Zonulin is a protein that controls the permeability of the tight junctions between intestinal cells. An excess of zonulin acts like opening the floodgates of a dam: the connections rupture, and the intestinal barrier becomes permanently leaky. Through the resulting micro-openings, toxins, bacteria, LPS (lipopolysaccharides), and undigested food particles penetrate the bloodstream freely and directly, triggering an avalanche of systemic inflammation.

The Opioid Trap: Exorphins and the Blood-Brain Barrier

Once the intestinal barrier ceases to protect the organism, partially broken-down fragments of gliadin (known as gliadorphins or gliadin exorphins) easily enter the bloodstream. Due to their specific structure, these peptides possess the ability to cross the body's tightest barrier – the blood-brain barrier.
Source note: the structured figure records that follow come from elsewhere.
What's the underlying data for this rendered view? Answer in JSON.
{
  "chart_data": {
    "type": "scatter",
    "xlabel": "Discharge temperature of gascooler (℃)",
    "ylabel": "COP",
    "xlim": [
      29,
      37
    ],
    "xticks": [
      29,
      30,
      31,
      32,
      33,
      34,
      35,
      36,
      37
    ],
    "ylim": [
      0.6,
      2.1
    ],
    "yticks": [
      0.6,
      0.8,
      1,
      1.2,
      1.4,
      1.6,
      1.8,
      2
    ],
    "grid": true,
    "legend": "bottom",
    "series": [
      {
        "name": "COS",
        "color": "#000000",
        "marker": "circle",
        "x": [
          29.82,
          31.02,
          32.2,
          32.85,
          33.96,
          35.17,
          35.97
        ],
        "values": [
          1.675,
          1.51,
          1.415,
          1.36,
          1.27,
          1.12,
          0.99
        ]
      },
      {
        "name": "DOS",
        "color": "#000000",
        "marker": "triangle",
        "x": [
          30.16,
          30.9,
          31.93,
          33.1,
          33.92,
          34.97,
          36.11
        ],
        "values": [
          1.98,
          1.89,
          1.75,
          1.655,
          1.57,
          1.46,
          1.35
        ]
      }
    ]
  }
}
In the central nervous system, gliadorphins bind to opioid receptors ($\mu$-opioid receptors) – the exact same ones targeted by endorphins and highly addictive external substances. This induces a temporary, biochemical state of specific contentment, followed by a neurochemical craving once it subsides. This gives rise to a brain-stimulated, pathological increase in appetite (averaging around 400 kcal per day according to researchers studying this phenomenon) and a compulsive, almost physical urge to reach for another portion of carbohydrates, locking the individual in a trap of addiction.

Summary: From Coincidence to Laboratory Precision

In this way, the wheel of manipulation comes full circle. The structural changes introduced to wheat in the last century through intensive selection – officially aimed solely at increasing plant resilience and maximising yields – shaped a substance akin to a biochemical drug.

However, the true turning point occurred when this addictive mechanism was noticed by the system. When giant food corporations and agribusiness realised what a powerful tool for market control and consumption stimulation they held in their hands, an accidental side effect became an intentional food design strategy. From that moment until today, this biochemical trap has been exploited on a mass scale with ever-greater laboratory and scientific precision. Modern food is not meant to nourish us – it is meant to sustain hunger and perpetuate dependency, severing the individual from their natural, biologically pure sovereignty.